I peered out of the window again. The sales assistant arched her penciled eyebrow at me. He wasn’t there, damn! I rushed out of the store and frantically scanned the street. He vanished. Did he see me?
8th February
Afternoon
Diary,
What if Richard finds this diary and reads it, what would he think? I have a monster in me that wants to come out. If it does, bad things will happen. Did the monster come out that night? Did my other persona take over, and I can’t remember? Was I raped? Was I drugged? Did I have too much to drink? What’s the smell and music I hear sometimes? Do they have a connection with that night? It’s killing me not knowing. Imagine Richard reading about all of this, the woman his wife turned out to be.
That’s why I need to keep you hidden, diary. Somewhere he won’t find you. What if one day I forget to hide you? What will happen then?
13th February
Evening,
Diary,
I saw Michael again today, this time in the neighborhood. What was he doing in Camden? I went to the laundry to pick up Richard’s suit, and there he was putting his arms around a girl, in a Mills and Boons sort of way, with a big fat smile on his face. They looked so happy. I wanted to punch them right in the face. Ah, young love. I’m sure he has high standards when it comes to women. He’s open to the world. It’s his oyster. To be at an age where nothing matters, to party, drink, smoke pot, and have lots of sex. I’m sure he fucks many women. At his age, I was already in a serious relationship for three years. I didn’t sleep around. I was in love, or at
least I thought I was. My life has always been dull- work hard, find a well-paying job, and steady relationships. What’s the point to study, work hard, and have stable relationships? When you’ve done nothing dangerous or exciting in your life? I wasted my youth on studying. He looked at me as though he could see through my soul. This time I let him see me, before walking away, questioning if he knew I had followed him the other day.
Later
I switched on my laptop, logged into Facebook, and searched for Michael Frisk. I didn’t find him. But what if I did, then what would I do? Send him a friend request? This is all too silly to comprehend, even writing about it makes my face bleed with shame.
15th February
Evening,
Diary,
On Valentine’s Day, we didn’t do anything special. We don’t believe in it. Cherished everyday love should be not just for one day. I cooked dinner for us. We watched a romantic comedy and Richard slept halfway through. I curled up on the sofa and drank a full bottle of wine. With each sip, the wine sent tingles through me.
Tonight, Richard went out for a business dinner. He wanted me to go along, but I didn’t feel like it. I didn’t want to sit in another expensive restaurant and talk to people. I can’t stand it.

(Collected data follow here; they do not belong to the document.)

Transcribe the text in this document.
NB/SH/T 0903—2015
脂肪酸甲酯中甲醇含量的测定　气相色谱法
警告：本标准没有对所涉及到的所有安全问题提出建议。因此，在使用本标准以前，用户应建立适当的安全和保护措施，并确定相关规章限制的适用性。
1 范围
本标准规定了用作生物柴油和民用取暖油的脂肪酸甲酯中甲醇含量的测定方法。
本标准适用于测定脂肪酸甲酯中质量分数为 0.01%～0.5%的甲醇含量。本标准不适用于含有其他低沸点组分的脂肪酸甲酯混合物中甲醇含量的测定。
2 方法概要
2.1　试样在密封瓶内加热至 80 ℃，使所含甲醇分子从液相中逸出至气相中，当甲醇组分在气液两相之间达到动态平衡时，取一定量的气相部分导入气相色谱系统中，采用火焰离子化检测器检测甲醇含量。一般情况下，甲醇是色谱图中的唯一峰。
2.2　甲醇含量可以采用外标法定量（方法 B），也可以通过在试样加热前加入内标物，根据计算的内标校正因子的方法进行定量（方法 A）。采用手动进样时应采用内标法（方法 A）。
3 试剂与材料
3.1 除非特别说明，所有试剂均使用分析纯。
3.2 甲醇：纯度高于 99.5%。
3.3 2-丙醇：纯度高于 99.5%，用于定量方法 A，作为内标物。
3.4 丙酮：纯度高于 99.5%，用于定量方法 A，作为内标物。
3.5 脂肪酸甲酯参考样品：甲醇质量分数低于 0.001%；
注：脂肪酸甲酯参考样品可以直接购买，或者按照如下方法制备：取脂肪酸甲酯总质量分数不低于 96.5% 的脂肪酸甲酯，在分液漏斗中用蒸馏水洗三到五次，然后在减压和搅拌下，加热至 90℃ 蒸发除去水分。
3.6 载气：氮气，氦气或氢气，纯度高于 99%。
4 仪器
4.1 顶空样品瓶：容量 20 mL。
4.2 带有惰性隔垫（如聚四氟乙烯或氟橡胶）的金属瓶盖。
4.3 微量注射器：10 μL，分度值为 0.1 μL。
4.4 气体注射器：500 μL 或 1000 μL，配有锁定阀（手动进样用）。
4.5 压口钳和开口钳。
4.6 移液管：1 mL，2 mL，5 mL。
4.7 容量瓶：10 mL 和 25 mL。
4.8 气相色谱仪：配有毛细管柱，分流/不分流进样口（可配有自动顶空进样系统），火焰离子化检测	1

I had a long bath, where I spent ages cleaning my nicotine-stained fingers. I’m ruining everything, including myself. At some point, I fell asleep, and my head slipped under the water. I could have drowned!
16th February
Morning,
Diary,
I felt troubled and unsettled all morning. I circled around the office, shifting in my seat as though I was sitting on pins.
I’ve been going over last night in my head.
I went out to the club on my own, the one Michael plays at. It wasn’t crowded. I even dressed up for the occasion - green dress, opaque tights, high heels and make up applied immaculately. I’m a grown woman but feel like I’m behaving like a teenage girl. As I entered the bar, the band was playing, but Michael wasn’t there. I ordered Bells, no ice. I watched the band, the drums, piano, and trumpet. The group is so good, I’m sure they could be famous one day, but then I wouldn’t be able to appreciate them like this. They wouldn’t perform at this little club anymore. The music would become an echo of the past. I drank the whiskey, ordered another, and drained it. When I ordered my third, the barman leaned over the counter. He was handsome with olive skin, and short, black, gelled back hair, brown eyes, and muscular arms.